亲爱的教授: 我在复现您的实验时,想要直接使用您训练好的权重进行预测,但是我发现每个pccnn网络只有一个可下载的权重,其他的不同输入方向数和不同b值的权重,您可以共享一下吗,谢谢

m-lyon commented 1 month ago

Each PCCNN model was trained with data that had a variety of subsampling ratios and b-values. Specifically, the number of input volumes varied from between 6-20, for b=1000, b=2000, and b=3000. Therefore each model should be capable of predicting any data from within those ranges and b-values.

An important aside: each training example had exactly 1 b-value as input and 1 b-value as output. So, for example a valid input would be 6-20 b=1000 volumes, with output 10 b=2000 volumes. All of this is to say, if you were to use multiple b-values in one input, for example 6 b=1000 volumes and 6 b=2000 volumes, then this would fall outside of the training data.

wangshuangxing commented 1 month ago

教授您好: 我想向您请教的就是您说的这些不同子采样率训练好的,每个模型的权重,因为您是在4张A100上训练了200,000次迭代,我需要您的帮助,利用您训练好的权重来预测结果,只用于测试。

m-lyon commented 1 month ago

You should be able to use one set of weights for different subsampling rates. For example if you wanted to use a subsampling rate of 12, you just need to ensure that the bvec_in and dmri_in arguments to PCCNNBvPredictionProcessor.run_subject have 12 b-vectors and volumes respectively.

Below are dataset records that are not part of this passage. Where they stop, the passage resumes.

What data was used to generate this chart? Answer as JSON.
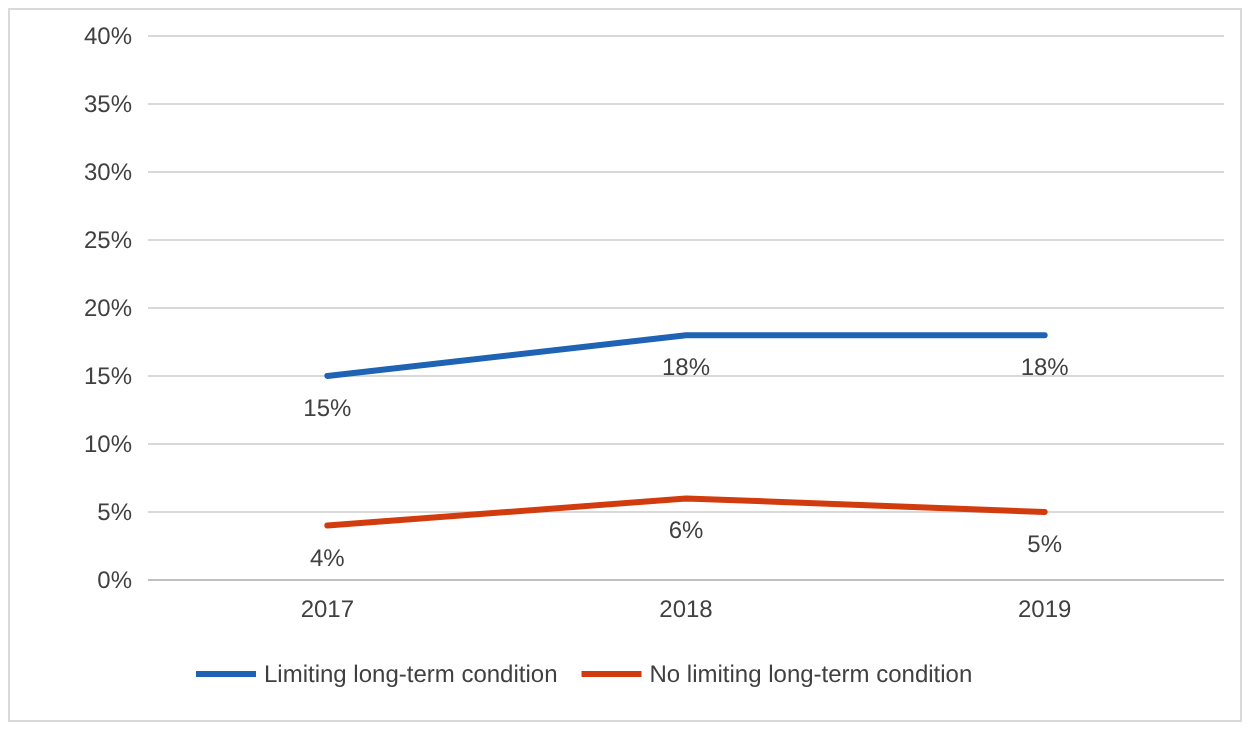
{
  "chart_data": {
    "type": "line",
    "categories": [
      "2017",
      "2018",
      "2019"
    ],
    "series": [
      {
        "name": "Limiting long-term condition",
        "color": "#1f63b5",
        "values": [
          15,
          18,
          18
        ],
        "value_labels": [
          "15%",
          "18%",
          "18%"
        ]
      },
      {
        "name": "No limiting long-term condition",
        "color": "#d23b0d",
        "values": [
          4,
          6,
          5
        ],
        "value_labels": [
          "4%",
          "6%",
          "5%"
        ]
      }
    ],
    "ylim": [
      0,
      40
    ],
    "yticks": [
      {
        "value": 0,
        "label": "0%"
      },
      {
        "value": 5,
        "label": "5%"
      },
      {
        "value": 10,
        "label": "10%"
      },
      {
        "value": 15,
        "label": "15%"
      },
      {
        "value": 20,
        "label": "20%"
      },
      {
        "value": 25,
        "label": "25%"
      },
      {
        "value": 30,
        "label": "30%"
      },
      {
        "value": 35,
        "label": "35%"
      },
      {
        "value": 40,
        "label": "40%"
      }
    ],
    "grid": "y",
    "legend": "bottom",
    "marker": "none",
    "line_style": "solid"
  }
}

wangshuangxing commented 1 month ago

这样我确实可以利用您提供的权重(一组)计算不同的输入方向数的预测结果,但是这样能保证您的方法的性能吗,针对不同的bvec_in,您的方法是不需要在重新训练了吗?

m-lyon commented 1 month ago

So long as the bvec_in number is between 6 and 20 you should not need to retrain the model, as this range is within the training data regime. One advantage of training this way is that the model can be used for a range of bvec_in sampling rates without having to retrain the model.

wangshuangxing commented 1 month ago

非常感谢您,另外我如果想要用b值为2000的数据作为输入,预测b值为2000的输出同样使用您提供的下载权重来预测吗

m-lyon commented 1 month ago

Yes, during training all pairwise combinations of b-values (from the set of 1000, 2000, and 3000) were used. This includes same-shell (i.e. b=2000 to b=2000) and different-shell (i.e. b=2000 to b=3000).